Von Jurten, Satellitenschuesseln und Schafskoepfen

Auf dem Land ist man in der Mongolei, sobald man einige Kilometer aus der Hauptstadt gefahren ist. Hier beginnen die holprigen Naturpisten, tauchen die ersten Jurten und Pferdeherden auf. Die Nomaden halten nebst Pferden auch Yaks, Kuehe, Heinek (Kreuzung zwischen Kuh und Yak), Kaschmirziegen und Schafe. Die Frau ist Chefin des Feuers, kocht die Mahlzeiten und verarbeitet die Milch zu Joghurt, Butter, Kaese oder getrocknetem Quark (“aarul”). Die Aufgabe des Mannes ist es primaer, nach den Tieren zu schauen. In der Region, die wir besuchten, haben die Mongolen in der Regel einen Sommer- und einen Winterplatz.

 

Mit Ochsenkarren oder, wo moegelich mit dem Lastwagen zuegeln die Familien im September an ihre Winterplaetze, die in geschuetzter Lage sind. Schon beeindruckend, wie ein ganzer Haushalt auf so kleinem Raum Platz findet. Da ist nichts Ueberflussiges, sondern nur das, was man wirklich zum Leben braucht. Bereits im August ziehen die Mongolen mit dem Zelt fuer einige Wochen zum Winterquartier, um zu heuen. Das Gras wird dann zu grossen Haufen aufgeschichtet und bringt den Tieren im Winter Nahrung. Die meisten Mongolen haben ein grosses handwerkliches Geschick und fertigen ihre Werkzeuge selber. Einen Tag lang hat Migg bei einer Familie mitgeheut. Die Blasen an den Haenden zeugten Abends von seinem Einsatz… Caroline durfte leider nicht mitmachen, die Frauen gehoeren in der Mongolei an den Herd, beziehungsweise an den Ofen. Stattdessen hat sie unterdessen gelernt, wie man mongolisches Brot backt und ist jetzt Meisterin im Nudeln schneiden. Und waehrend sie am naechsten Tag wieder kochte und nach den Pferden schaute, durfte Migg mit auf die Jagd gehen. Das ging dann etwa so: Er rannte in einem Affentempo keuchend hinter dem leichtfuessigen Mongolen einen Berg hoch, wo die beiden, das uralte russische Gewehr im Anschlag, nach Beute Ausschau hielten. “Da – auf dem Berg vis-a-vis ist ein Hirsch!” meinte der Mongole freudig. “Wir werden uns von hinten anschleichen!” Und los ging’s den einen Berg hinunter, den anderen wieder hoch, und atemlos von hinten an den Hirsch heran. Doch leider war da kein Hirsch mehr, und die beiden kamen ohne Beute nach Hause. Welch eine Schmach… Offen bleibt die Frage, ob Migg, der im Militaer statt zu schiessen Saxophon spielte, das Ziel ueberhaupt getroffen haette.
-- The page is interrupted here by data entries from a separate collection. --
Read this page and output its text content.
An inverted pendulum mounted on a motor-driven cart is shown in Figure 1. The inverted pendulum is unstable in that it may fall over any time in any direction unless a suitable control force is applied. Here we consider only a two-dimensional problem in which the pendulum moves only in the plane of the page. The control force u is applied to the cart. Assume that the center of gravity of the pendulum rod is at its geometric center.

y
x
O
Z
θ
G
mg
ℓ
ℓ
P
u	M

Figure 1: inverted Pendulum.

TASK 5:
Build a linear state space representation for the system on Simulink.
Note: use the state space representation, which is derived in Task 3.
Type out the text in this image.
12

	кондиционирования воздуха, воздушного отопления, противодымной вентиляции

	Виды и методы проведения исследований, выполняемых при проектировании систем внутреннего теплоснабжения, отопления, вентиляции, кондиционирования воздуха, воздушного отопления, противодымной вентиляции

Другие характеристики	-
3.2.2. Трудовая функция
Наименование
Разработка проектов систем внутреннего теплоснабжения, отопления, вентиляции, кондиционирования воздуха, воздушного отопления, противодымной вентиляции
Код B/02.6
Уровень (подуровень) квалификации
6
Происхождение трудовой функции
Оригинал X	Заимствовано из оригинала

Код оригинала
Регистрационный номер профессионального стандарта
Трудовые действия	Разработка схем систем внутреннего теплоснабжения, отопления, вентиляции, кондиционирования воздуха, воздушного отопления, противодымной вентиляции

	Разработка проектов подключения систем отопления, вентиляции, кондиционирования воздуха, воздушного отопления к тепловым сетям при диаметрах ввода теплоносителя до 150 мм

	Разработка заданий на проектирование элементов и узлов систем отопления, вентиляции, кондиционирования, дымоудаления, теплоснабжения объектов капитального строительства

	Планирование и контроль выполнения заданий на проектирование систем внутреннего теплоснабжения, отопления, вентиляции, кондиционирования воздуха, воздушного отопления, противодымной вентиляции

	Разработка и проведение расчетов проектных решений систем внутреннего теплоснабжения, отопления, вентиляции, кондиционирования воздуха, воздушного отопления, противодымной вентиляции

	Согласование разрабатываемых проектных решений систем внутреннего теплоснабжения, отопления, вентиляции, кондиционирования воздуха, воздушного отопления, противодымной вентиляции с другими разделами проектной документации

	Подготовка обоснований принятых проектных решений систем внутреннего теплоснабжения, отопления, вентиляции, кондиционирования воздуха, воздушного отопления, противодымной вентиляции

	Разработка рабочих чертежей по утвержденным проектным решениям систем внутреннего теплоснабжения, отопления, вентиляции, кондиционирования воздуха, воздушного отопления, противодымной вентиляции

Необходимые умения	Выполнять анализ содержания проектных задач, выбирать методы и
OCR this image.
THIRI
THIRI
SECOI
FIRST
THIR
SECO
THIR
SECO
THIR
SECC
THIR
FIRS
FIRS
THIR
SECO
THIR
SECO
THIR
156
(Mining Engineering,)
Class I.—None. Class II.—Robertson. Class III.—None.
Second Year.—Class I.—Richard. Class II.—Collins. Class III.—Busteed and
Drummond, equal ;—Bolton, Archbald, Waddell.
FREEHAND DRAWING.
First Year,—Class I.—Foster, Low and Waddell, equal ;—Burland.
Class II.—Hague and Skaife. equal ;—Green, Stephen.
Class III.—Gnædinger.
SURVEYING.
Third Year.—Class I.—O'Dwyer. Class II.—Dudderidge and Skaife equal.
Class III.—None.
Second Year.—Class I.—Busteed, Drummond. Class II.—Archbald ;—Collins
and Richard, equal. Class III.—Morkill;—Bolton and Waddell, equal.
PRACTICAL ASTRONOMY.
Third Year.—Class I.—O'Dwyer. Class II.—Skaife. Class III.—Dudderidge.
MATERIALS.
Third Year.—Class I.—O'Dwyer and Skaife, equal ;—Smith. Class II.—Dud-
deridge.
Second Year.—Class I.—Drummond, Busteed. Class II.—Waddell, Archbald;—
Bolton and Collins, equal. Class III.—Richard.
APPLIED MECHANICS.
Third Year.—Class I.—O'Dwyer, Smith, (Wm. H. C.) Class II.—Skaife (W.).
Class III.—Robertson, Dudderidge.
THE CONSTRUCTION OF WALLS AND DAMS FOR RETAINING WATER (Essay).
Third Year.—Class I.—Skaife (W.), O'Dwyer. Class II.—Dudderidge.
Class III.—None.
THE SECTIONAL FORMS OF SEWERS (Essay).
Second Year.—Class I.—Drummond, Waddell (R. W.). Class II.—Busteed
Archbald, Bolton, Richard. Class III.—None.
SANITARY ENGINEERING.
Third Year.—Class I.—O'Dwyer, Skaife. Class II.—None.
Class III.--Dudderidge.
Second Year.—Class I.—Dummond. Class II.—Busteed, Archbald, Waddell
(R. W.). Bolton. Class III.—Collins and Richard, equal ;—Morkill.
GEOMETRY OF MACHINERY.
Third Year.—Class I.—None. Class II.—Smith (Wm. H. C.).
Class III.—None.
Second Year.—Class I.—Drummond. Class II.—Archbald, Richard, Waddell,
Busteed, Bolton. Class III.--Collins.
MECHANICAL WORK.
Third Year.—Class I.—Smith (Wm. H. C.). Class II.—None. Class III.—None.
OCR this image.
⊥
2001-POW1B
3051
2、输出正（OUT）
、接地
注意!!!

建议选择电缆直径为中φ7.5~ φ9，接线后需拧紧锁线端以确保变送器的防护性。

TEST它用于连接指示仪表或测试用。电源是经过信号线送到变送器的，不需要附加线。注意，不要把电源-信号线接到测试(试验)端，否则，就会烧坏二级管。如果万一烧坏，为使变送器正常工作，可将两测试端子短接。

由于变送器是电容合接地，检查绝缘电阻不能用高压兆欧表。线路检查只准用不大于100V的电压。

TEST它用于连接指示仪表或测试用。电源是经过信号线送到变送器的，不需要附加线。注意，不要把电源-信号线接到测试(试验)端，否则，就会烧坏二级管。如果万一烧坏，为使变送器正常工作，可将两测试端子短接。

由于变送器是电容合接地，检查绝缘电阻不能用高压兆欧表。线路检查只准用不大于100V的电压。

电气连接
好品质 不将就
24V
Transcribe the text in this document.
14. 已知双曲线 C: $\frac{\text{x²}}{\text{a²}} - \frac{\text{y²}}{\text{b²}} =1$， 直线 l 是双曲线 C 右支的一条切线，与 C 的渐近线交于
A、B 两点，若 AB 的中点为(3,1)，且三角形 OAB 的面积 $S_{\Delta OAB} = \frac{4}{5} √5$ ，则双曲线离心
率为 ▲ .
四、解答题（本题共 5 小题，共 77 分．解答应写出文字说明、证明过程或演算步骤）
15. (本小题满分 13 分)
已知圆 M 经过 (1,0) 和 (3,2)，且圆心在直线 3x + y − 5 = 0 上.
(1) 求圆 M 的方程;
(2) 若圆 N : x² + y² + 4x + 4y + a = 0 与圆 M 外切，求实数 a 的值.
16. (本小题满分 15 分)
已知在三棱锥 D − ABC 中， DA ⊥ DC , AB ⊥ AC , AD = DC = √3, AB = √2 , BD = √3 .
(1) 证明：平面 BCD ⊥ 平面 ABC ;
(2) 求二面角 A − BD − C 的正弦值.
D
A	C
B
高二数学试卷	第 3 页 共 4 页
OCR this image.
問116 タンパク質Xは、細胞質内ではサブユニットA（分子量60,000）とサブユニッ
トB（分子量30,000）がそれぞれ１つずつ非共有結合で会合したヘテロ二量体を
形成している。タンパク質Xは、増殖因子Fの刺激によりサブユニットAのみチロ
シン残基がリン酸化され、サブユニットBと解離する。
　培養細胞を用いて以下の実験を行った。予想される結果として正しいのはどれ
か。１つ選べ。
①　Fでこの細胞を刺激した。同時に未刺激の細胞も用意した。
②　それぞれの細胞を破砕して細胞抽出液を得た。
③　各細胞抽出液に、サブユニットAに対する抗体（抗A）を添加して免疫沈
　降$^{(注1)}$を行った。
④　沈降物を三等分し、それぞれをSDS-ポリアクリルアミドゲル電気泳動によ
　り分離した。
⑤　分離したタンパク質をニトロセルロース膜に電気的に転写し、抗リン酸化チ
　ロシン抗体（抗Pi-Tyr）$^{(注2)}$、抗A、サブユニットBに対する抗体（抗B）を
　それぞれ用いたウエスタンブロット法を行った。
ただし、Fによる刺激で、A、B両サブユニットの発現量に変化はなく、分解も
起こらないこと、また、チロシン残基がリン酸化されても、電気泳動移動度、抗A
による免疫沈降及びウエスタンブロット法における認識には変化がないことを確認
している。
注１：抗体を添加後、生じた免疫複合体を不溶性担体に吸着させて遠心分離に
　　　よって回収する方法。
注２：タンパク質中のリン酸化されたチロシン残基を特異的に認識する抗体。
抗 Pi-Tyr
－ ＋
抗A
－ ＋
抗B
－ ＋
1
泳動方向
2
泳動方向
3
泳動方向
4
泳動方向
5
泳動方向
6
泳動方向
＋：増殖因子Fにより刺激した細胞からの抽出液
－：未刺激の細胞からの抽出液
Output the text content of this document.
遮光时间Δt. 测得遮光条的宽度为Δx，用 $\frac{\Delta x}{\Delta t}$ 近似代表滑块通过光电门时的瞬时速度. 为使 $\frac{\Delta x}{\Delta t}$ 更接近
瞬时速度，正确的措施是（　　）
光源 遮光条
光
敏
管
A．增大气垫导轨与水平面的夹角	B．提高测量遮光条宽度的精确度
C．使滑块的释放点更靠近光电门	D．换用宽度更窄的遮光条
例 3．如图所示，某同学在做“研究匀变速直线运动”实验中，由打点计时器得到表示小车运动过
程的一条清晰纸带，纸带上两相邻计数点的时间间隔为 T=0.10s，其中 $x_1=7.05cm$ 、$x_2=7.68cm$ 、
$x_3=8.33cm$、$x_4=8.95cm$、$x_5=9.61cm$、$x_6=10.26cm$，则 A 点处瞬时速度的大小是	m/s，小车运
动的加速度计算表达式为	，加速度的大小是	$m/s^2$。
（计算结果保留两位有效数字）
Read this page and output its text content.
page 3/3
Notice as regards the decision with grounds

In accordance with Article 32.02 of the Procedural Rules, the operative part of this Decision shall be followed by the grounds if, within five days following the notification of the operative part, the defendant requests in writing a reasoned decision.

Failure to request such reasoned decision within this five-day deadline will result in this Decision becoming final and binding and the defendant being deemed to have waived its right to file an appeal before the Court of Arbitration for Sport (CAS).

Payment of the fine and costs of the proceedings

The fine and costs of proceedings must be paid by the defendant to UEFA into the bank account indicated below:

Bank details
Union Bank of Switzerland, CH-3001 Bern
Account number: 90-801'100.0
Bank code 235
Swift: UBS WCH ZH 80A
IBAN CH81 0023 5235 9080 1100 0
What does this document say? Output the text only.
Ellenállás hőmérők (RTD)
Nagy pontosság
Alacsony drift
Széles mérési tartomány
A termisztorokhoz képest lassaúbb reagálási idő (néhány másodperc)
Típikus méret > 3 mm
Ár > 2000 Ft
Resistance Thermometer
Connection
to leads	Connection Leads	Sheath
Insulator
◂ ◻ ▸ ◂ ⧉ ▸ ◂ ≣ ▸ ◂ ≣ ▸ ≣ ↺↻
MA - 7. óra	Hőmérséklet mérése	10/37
Die Mongolen haben einen engen Bezug zur Natur, sind ihren Launen ausgesetzt und leben im Einklang mit ihr. Sie kennen die Pflanzen, wissen um die Kraeuter, die essbar sind oder die eine heilende Wirkung haben. Sie zeigten uns, welche Pflanze wir bei Halsweh, welche bei Durchfall pfluecken sollten, und kletterten 30 Meter in eine Pinie hoch, damit wir die Kerne probieren konnten. Als die Beerensaison begann, kam eines Morgens ein Mongole mit seinen zwei Kindern vorbei und brachte uns eine riesige Schale voll mit Heidelbeeren.

 

Trotz dem naturverbundenen Leben nach alten Traditionen heisst dies nicht, dass es nicht auch im Nomadenleben Modernisierungen gibt. Nicht selten sieht man neben einer Jurte eine riesige Satellitenschuessel, und auch ab und zu elektrisches Licht … Der Strom wird mit einem chinesischen Windrad erzeugt, eine Autobatterie dient als Speicher. Die Installation einer Sattelittenschuessel ist eine Geschichte fuer sich. Etwa 10 Mongolen stehen zwei Stunden lang geduldig drumherum und drehen, einer nach dem anderen, an der Schuessel, bis der Empfang, oh Wunder, endlich da ist.

 

Die Modernisierungen bringen auch Probleme mit sich. So kommen Materialien aufs Land, die man bisher nicht gekannt hat. Ueberall findet man leere Petflaschen und sonstigen Abfall, achtlos weggeworfen. Ein weiteres Problem, dass die Mongolen nicht zu realisieren scheinen, ist die Ueberweidung des Landes. Mancherorts, wo mehrere Jurten unweit voneinander stehen, gibt es so viele Tiere, dass das Gras millimetertief abgefressen und der Boden teilweise erodiert ist.

 

Wenn man fuer laengere Zeit in einem Land ist, bekommt man Einblick ins Alltagsleben der Leute und sieht nebst den vielen positiven Aspekten auch die Schattenseiten. Denn ganz klar neigt man (zumindest wir taten es) dazu, das Nomadenleben zu romantisieren. Lebt man eine Weile mit den Nomaden, realisiert man, wie hart es besonders im Winter ist. So werden denn auch mehr und mehr Jurten abgebrochen, und die Leute bauen sich in der Stadt mehr oder weniger erfolgreich eine neue Existenz auf.

 

Im Ger

Wer in eine Jurte (mongol. = ger) eintritt, erlebt die vielbeschriebene Gastfreundschaft der Mongolen. Sofort haelt man eine Schale Milchtee in der Hand und bekommt dazu oft auch Brot und frische Butter. Auf kleinen, buntbemalten Holzstuehlen sitzt man um einen niedrigen Tisch, der hinter dem Ofen plaziert ist. Blickt man nach oben, sieht man direkt den Himmel und die vorbeiziehenden Wolken. Die Jurte ist immer so ausgerichtet, dass die Tuere nach Sueden schaut. Ein gutes Orientierungsmittel, wenn man so herumreitet und zu faul ist, um den Kompass auszupacken… In der Mongolei ist es uebrigens normal, einfach so bei den Leuten vorbeizuschauen. Man wartet nicht, bis man eingeladen wird, sondern geht einfach auf einen Tee in der Jurte vorbei.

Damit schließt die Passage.